The above described procedure is the most powerful, natural, and long lasting way to rejuvenate the lower face and neck. Deep plane facelifting is only performed by select surgeons with an in depth understanding of anatomy of the face. It can be combined with other procedures to rejuvenate the upper face. The goal is to turn back the clock 10 years without looking overdone or artificial.
It is necessary to have someone drive you home and stay with you for the first 24 hours. Social downtime is typically 7-14 days. A compressive dressing and drains are typically placed for the first 24 hours. You are seen after 24 hours and these dressings are removed and the surgical site is examined. An elastic head wrap is worn all day for the first week. The face and neck may initially feel tight. At 1 week sutures are removed and a majority of any bruising that has occurred has usually abated. Make up can be worn. The following week an elastic head wrap is worn only at night. Minor contour irregularities can be present in the initial few weeks and gradually disappear as swelling and edema subsides over the first 1-2 months.
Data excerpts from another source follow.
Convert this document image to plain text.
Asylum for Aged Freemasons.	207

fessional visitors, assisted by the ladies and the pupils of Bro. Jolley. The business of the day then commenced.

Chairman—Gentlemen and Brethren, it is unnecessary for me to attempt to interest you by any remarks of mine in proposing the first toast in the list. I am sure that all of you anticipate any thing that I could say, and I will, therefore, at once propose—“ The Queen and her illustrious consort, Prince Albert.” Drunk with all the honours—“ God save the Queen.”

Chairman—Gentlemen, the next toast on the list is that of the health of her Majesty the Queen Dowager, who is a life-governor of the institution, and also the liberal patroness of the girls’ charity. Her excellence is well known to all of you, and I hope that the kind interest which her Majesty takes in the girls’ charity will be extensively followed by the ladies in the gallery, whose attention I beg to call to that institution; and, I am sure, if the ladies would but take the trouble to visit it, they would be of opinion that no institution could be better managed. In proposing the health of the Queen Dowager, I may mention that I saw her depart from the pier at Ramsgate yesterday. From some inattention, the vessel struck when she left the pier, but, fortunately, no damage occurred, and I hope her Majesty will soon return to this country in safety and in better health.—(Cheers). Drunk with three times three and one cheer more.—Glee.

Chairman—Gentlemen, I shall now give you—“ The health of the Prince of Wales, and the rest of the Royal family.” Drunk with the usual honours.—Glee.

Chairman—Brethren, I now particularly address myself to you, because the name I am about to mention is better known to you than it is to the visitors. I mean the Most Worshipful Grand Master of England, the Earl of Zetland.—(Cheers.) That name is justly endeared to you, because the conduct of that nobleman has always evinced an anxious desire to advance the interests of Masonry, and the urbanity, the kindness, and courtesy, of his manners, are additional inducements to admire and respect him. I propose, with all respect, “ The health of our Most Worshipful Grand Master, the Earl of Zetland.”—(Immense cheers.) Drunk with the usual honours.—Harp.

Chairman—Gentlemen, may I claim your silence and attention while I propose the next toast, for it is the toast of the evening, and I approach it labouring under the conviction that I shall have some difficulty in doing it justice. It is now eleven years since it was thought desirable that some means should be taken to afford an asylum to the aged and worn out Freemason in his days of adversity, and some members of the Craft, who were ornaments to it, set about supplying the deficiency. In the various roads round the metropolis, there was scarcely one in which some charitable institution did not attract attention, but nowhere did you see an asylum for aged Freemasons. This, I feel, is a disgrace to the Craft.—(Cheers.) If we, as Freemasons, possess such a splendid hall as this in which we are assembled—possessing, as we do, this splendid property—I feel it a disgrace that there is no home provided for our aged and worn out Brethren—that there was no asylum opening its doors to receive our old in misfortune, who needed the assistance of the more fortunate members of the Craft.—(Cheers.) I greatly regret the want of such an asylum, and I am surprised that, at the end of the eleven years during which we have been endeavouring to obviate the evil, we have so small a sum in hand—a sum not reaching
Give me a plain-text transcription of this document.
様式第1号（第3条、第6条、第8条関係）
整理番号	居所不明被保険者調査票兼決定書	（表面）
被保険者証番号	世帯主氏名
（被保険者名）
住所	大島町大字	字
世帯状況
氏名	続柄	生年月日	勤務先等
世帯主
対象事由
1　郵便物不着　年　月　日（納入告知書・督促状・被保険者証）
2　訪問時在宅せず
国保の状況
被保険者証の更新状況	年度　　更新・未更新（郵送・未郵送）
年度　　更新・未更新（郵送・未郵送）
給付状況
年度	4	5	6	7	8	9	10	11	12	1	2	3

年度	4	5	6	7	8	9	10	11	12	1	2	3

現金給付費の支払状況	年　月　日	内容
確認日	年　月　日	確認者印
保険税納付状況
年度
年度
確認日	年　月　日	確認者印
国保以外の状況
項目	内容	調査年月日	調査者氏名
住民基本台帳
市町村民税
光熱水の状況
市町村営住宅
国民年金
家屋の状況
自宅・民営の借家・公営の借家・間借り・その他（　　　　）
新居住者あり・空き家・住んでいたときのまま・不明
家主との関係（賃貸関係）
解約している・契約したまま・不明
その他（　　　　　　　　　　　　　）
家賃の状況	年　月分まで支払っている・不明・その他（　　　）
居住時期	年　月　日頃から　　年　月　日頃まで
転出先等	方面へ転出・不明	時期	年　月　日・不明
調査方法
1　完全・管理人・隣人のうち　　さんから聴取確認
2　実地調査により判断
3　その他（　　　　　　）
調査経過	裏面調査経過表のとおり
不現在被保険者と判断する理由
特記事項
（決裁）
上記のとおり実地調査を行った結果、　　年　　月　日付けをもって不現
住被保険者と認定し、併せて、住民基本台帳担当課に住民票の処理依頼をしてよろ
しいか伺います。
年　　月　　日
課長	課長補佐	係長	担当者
Complications following facelifts are rare. These include bleeding, infection, loss of skin behind the ears, facial nerve injury, discoloration of the skin, numbness, asymmetry and scarring. Infection is rare due to the large blood supply to the face. The risk of wound complications increases in diabetics, persons with a history of radiation, autoimmune and collagen disease, and smokers. Dr. Nizam requires smokers to quite prior to undergoing the procedure due to the increased risk of complications.
An often asked question is how long does the procedure last? The goal as mentioned earlier is to turn back the clock 10 years. The face continues to age from the date of surgery onward. Additionally, minimally invasive maintenance procedures may be recommended to maintain the result.